DeepMind Releases Open Protein Structure Database Including Complete Human Proteome
By Allison Proffitt
July 22, 2021 | DeepMind and the European Molecular Biology Laboratory (EMBL) today unveiled the most complete and accurate database of predicted protein structure models for the human proteome. The database includes about 350,000 protein structures, and will be freely and openly available to the scientific community.
The AlphaFold Protein Structure Database was published today in Nature (DOI: 10.1038/s41586-021-03828-1)
“We believe that this represents the most significant contribution AI has made to advancing the state of human knowledge to date,” said Demis Hassabis, founder and CEO of DeepMind, in a press briefing yesterday.
Solving the CASP Challenge
In December 2020, the second version of DeepMind’s neural network-based model for predicting 3D protein shape, AlphaFold, was recognized by the organizers of the Critical Assessment of protein Structure Prediction (CASP) benchmark as a solution to the 50-year-old grand challenge of protein structure prediction: predicting a protein’s shape computationally from its amino acid sequence rather than determining it experimentally through years of painstaking, laborious, and often costly techniques.
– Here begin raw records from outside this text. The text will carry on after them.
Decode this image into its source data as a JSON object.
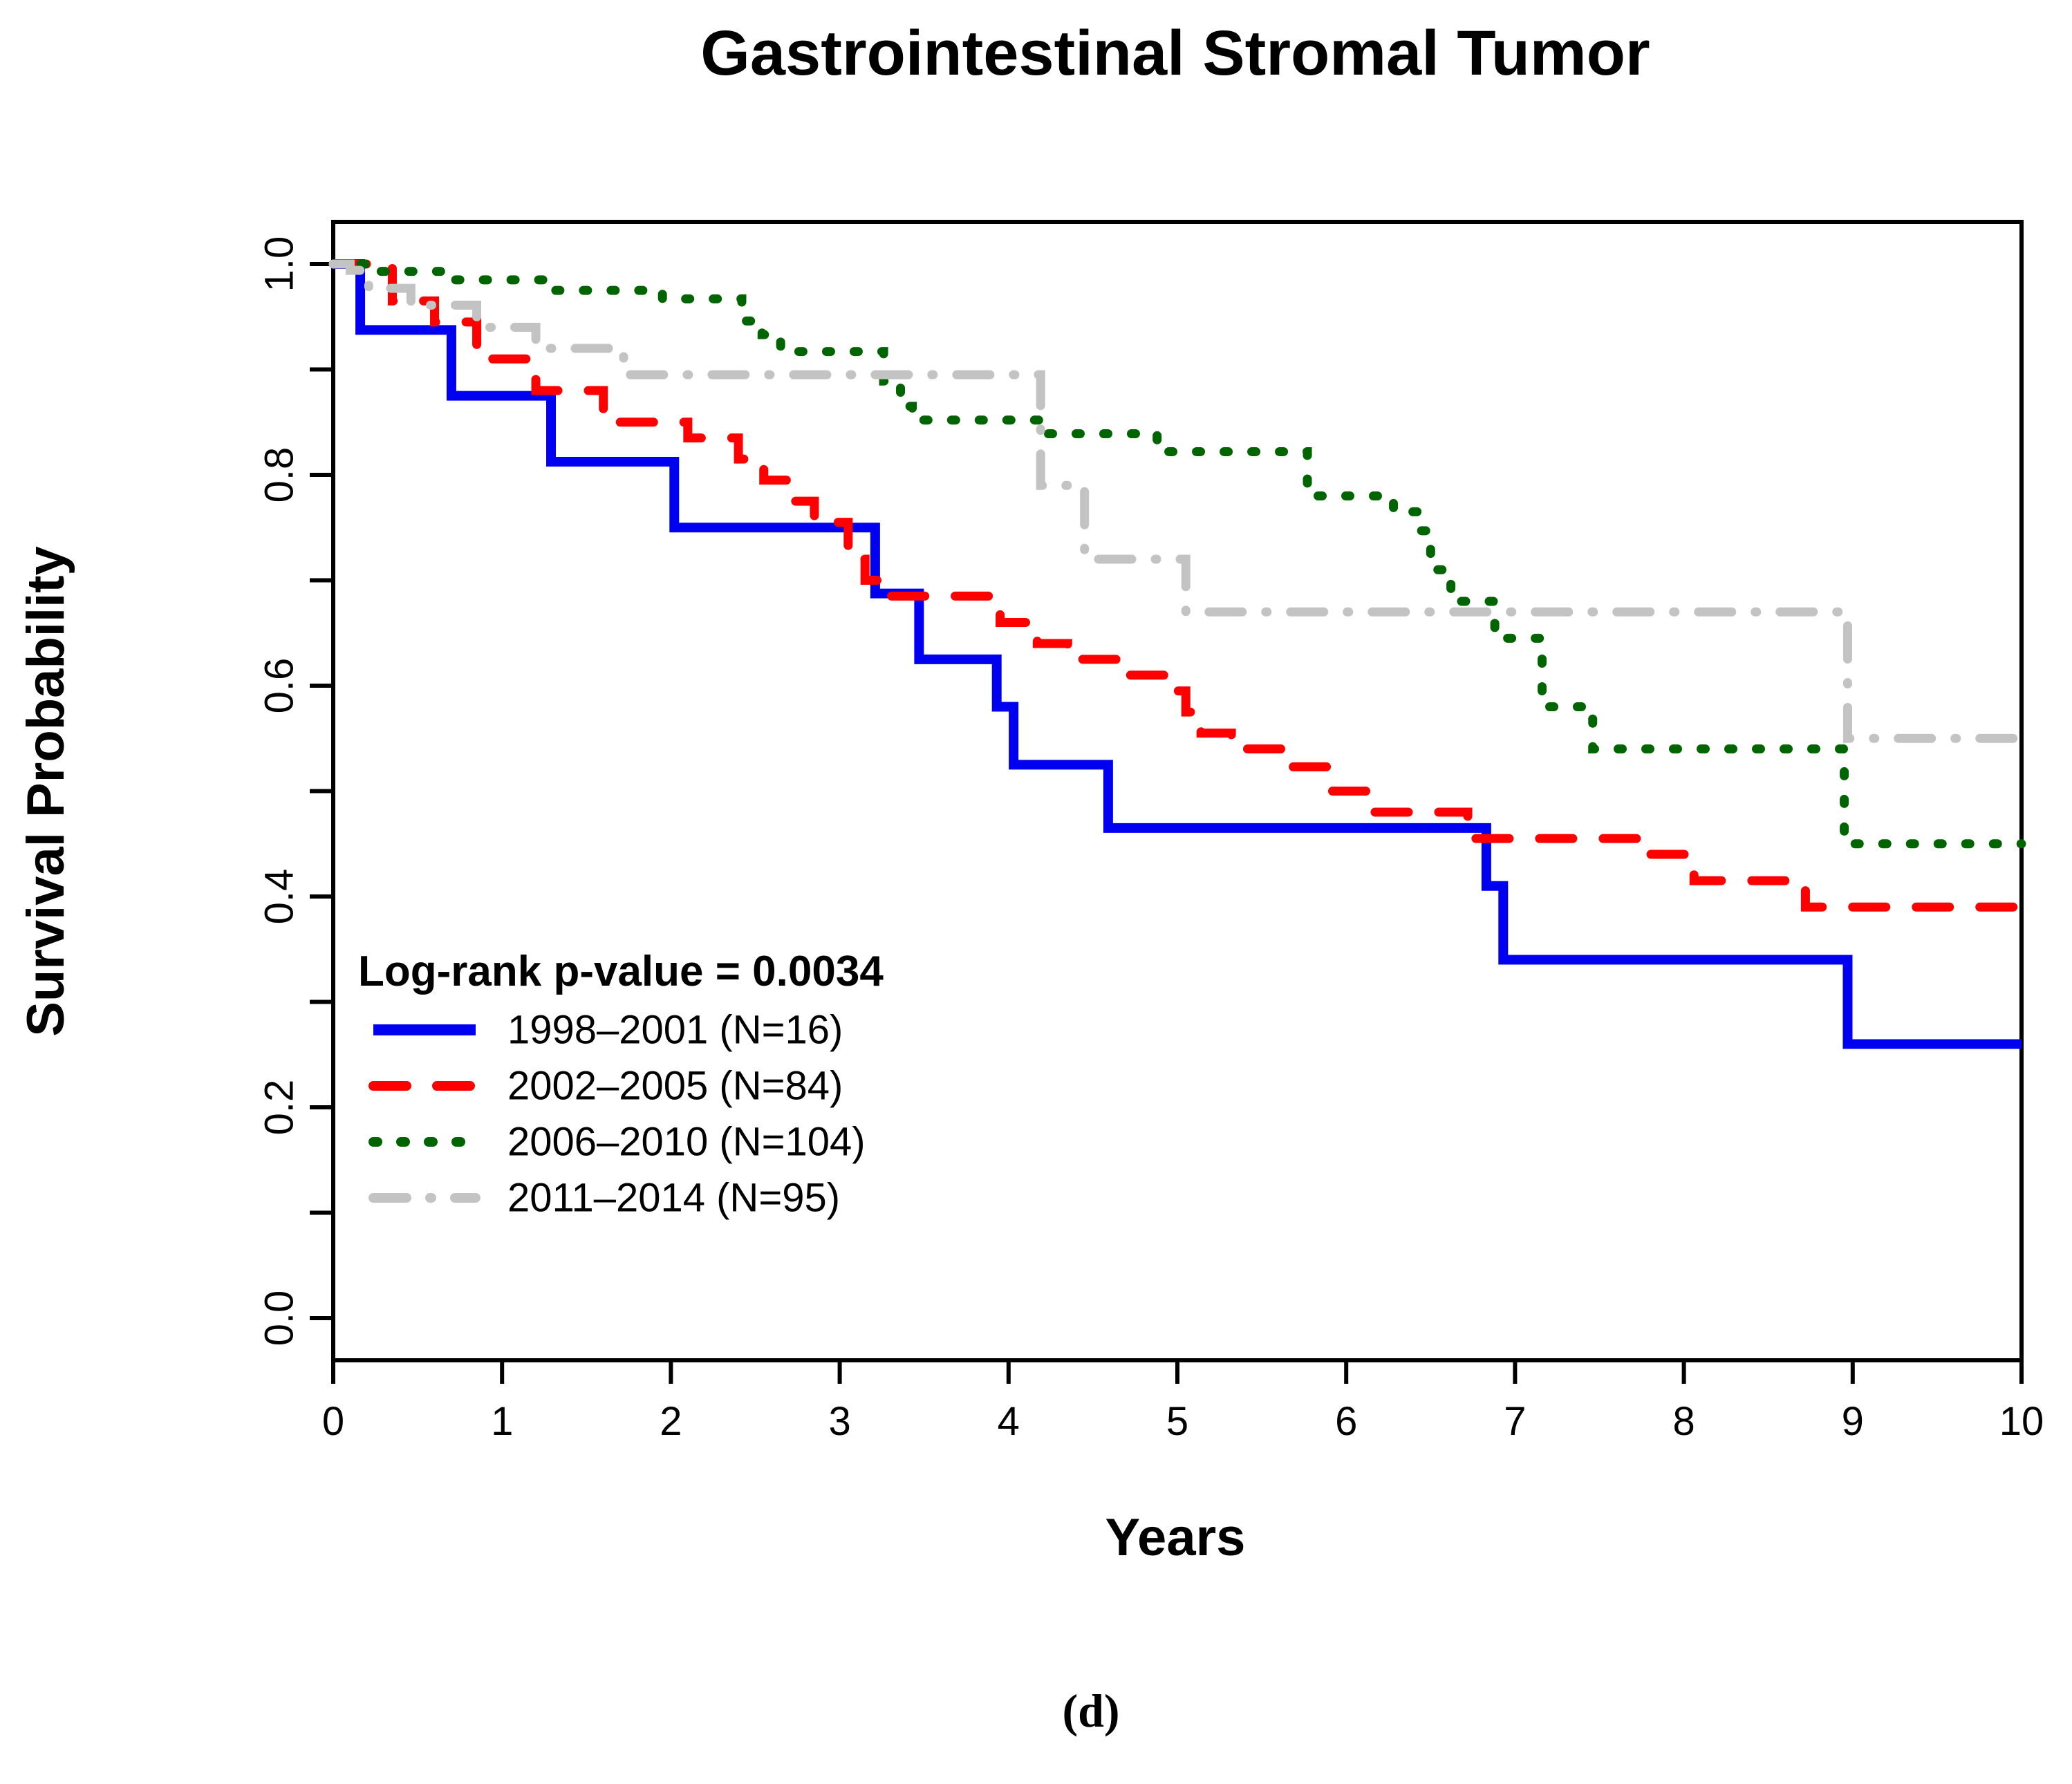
{
  "figure": {
    "caption": "(d)"
  },
  "chart_data": {
    "type": "line",
    "subtype": "kaplan-meier-step",
    "title": "Gastrointestinal Stromal Tumor",
    "xlabel": "Years",
    "ylabel": "Survival Probability",
    "xlim": [
      0,
      10
    ],
    "ylim": [
      0,
      1
    ],
    "grid": false,
    "frame_box": true,
    "legend_position": "lower-left",
    "x_ticks": [
      {
        "v": 0,
        "label": "0"
      },
      {
        "v": 1,
        "label": "1"
      },
      {
        "v": 2,
        "label": "2"
      },
      {
        "v": 3,
        "label": "3"
      },
      {
        "v": 4,
        "label": "4"
      },
      {
        "v": 5,
        "label": "5"
      },
      {
        "v": 6,
        "label": "6"
      },
      {
        "v": 7,
        "label": "7"
      },
      {
        "v": 8,
        "label": "8"
      },
      {
        "v": 9,
        "label": "9"
      },
      {
        "v": 10,
        "label": "10"
      }
    ],
    "y_ticks": [
      {
        "v": 0.0,
        "label": "0.0"
      },
      {
        "v": 0.1,
        "label": ""
      },
      {
        "v": 0.2,
        "label": "0.2"
      },
      {
        "v": 0.3,
        "label": ""
      },
      {
        "v": 0.4,
        "label": "0.4"
      },
      {
        "v": 0.5,
        "label": ""
      },
      {
        "v": 0.6,
        "label": "0.6"
      },
      {
        "v": 0.7,
        "label": ""
      },
      {
        "v": 0.8,
        "label": "0.8"
      },
      {
        "v": 0.9,
        "label": ""
      },
      {
        "v": 1.0,
        "label": "1.0"
      }
    ],
    "annotation": {
      "text": "Log-rank p-value = 0.0034",
      "color": "#6A5ACD",
      "x_year": 0.25,
      "y_prob": 0.33
    },
    "series": [
      {
        "name": "1998–2001 (N=16)",
        "color": "#0000F0",
        "style": "solid",
        "points": [
          [
            0,
            1.0
          ],
          [
            0.16,
            0.9375
          ],
          [
            0.7,
            0.875
          ],
          [
            1.29,
            0.8125
          ],
          [
            2.02,
            0.75
          ],
          [
            3.21,
            0.6875
          ],
          [
            3.47,
            0.625
          ],
          [
            3.93,
            0.58
          ],
          [
            4.03,
            0.525
          ],
          [
            4.59,
            0.465
          ],
          [
            6.83,
            0.41
          ],
          [
            6.93,
            0.34
          ],
          [
            8.97,
            0.26
          ]
        ]
      },
      {
        "name": "2002–2005 (N=84)",
        "color": "#FF0000",
        "style": "dashed",
        "points": [
          [
            0,
            1.0
          ],
          [
            0.35,
            0.965
          ],
          [
            0.6,
            0.945
          ],
          [
            0.85,
            0.91
          ],
          [
            1.2,
            0.88
          ],
          [
            1.6,
            0.85
          ],
          [
            2.1,
            0.835
          ],
          [
            2.4,
            0.815
          ],
          [
            2.55,
            0.795
          ],
          [
            2.7,
            0.775
          ],
          [
            2.85,
            0.755
          ],
          [
            3.05,
            0.72
          ],
          [
            3.15,
            0.7
          ],
          [
            3.3,
            0.685
          ],
          [
            3.95,
            0.66
          ],
          [
            4.17,
            0.64
          ],
          [
            4.35,
            0.625
          ],
          [
            4.65,
            0.61
          ],
          [
            4.94,
            0.595
          ],
          [
            5.05,
            0.575
          ],
          [
            5.14,
            0.555
          ],
          [
            5.32,
            0.54
          ],
          [
            5.66,
            0.523
          ],
          [
            5.9,
            0.5
          ],
          [
            6.15,
            0.48
          ],
          [
            6.72,
            0.455
          ],
          [
            7.72,
            0.44
          ],
          [
            8.06,
            0.415
          ],
          [
            8.72,
            0.39
          ]
        ]
      },
      {
        "name": "2006–2010 (N=104)",
        "color": "#006400",
        "style": "dotted",
        "points": [
          [
            0,
            1.0
          ],
          [
            0.2,
            0.993
          ],
          [
            0.65,
            0.985
          ],
          [
            1.3,
            0.975
          ],
          [
            1.95,
            0.967
          ],
          [
            2.42,
            0.946
          ],
          [
            2.54,
            0.933
          ],
          [
            2.65,
            0.917
          ],
          [
            3.26,
            0.889
          ],
          [
            3.36,
            0.865
          ],
          [
            3.43,
            0.852
          ],
          [
            4.21,
            0.839
          ],
          [
            4.88,
            0.822
          ],
          [
            5.77,
            0.78
          ],
          [
            6.28,
            0.765
          ],
          [
            6.42,
            0.747
          ],
          [
            6.5,
            0.71
          ],
          [
            6.62,
            0.68
          ],
          [
            6.88,
            0.645
          ],
          [
            7.16,
            0.58
          ],
          [
            7.46,
            0.54
          ],
          [
            8.95,
            0.45
          ]
        ]
      },
      {
        "name": "2011–2014 (N=95)",
        "color": "#C3C3C3",
        "style": "dashdot",
        "points": [
          [
            0,
            1.0
          ],
          [
            0.1,
            0.994
          ],
          [
            0.21,
            0.977
          ],
          [
            0.46,
            0.961
          ],
          [
            0.85,
            0.94
          ],
          [
            1.2,
            0.92
          ],
          [
            1.72,
            0.895
          ],
          [
            4.19,
            0.79
          ],
          [
            4.45,
            0.72
          ],
          [
            5.05,
            0.67
          ],
          [
            8.97,
            0.55
          ]
        ]
      }
    ]
  }
}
The DeepMind team published the both the methodology and the open-source code behind AlphaFold2 last week in Nature (DOI: 10.1038/s41586-021-03819-2).
“Underpinning the latest version of AlphaFold is a novel machine learning approach that incorporates physical and biological knowledge about protein structure, leveraging multi-sequence alignments, into the design of the deep learning algorithm,” the authors wrote in the July 12 paper.
Today they share the AlphaFold Protein Structure Database, making the fruit of their work—as well as generations of structural biologists and researchers who contributed to the Protein Data Bank—available to the scientific community. The AlphaFold Protein Structure Database includes predicted structures for all of the approximately 20,000 proteins expressed by the human genome as well as the proteomes for 20 other model organisms including E.coli, fruit fly, mouse, zebrafish, malaria parasite and tuberculosis bacteria.
EMBL Assist
The AlphaFold Protein Structure Database was created in partnership with the European Molecular Biology Laboratory (EMBL). The database and artificial intelligence system provide structural biologists with powerful new tools for examining a protein’s three-dimensional structure and offer a treasure trove of data that could unlock future advances and herald a new era for AI-enabled biology.
“When Demis and the team from AlphaFold first presented their results in November at CASP, I almost fell off my chair in excitement and amazement that this long-standing problem of how proteins fold had been solved,” said EMBL Deputy Director General, and EMBL-EBI Director Ewan Birney, comparing the dataset’s value and promise to that of the first human genome. “But that amazement deepened when Demis and the team came and said, ‘We think the best way to make the most use of this information is to make it fully open. Can we work with you to make a database of the structure predictions for all proteins?’”
EMBL and DeepMind worked together to build the database and assign both local and global confidence metrics to the predictions so that users understand both the promise and limitations of the data.
AlphaFold is already being used by partners such as the Drugs for Neglected Diseases Initiative (DNDi), which has advanced their research into life-saving cures for diseases that disproportionately affect the poorer parts of the world, and the Centre for Enzyme Innovation (CEI) is using AlphaFold to help engineer faster enzymes for recycling some of our most polluting single-use plastics. For those scientists who rely on experimental protein structure determination, AlphaFold's predictions have helped accelerate their research. For example, a team at the University of Colorado Boulder is finding promise in using AlphaFold predictions to study antibiotic resistance, while a group at the University of California San Francisco has used them to increase their understanding of SARS-CoV-2 biology.
“This is a perfect example of the virtuous circle of open data,” said EMBL Director General Edith Heard during the briefing. “AlphaFold was trained thanks to the public data generated by the scientific community using a multitude of scientific technologies over the last 17 years, many of which are accessible through databases hosted at EMBL-EBI. So it’s only fitting that the AlphaFold predictions, built on the decades of data that came before, should be available to scientists all over the world.”
While the structure database will be undoubtedly useful for structural biologists, Birney said he’s most excited about how the resource will empower geneticists, genomicists, and cancer biologists. He predicts that the AlphaFold structures will be integrated into more and more tools and sources of info. “This is a great new scientific tool, which complements existing technologies, and will allow us to push the boundaries of our understanding of the world,” he said.
Hassabis said the database and system will be periodically updated as DeepMind continues to invest in future improvements to AlphaFold. He said that over the new few months, the team plans to vastly expand the coverage to almost every sequenced protein known to science—over 100 million structures covering most of the UniProt reference database.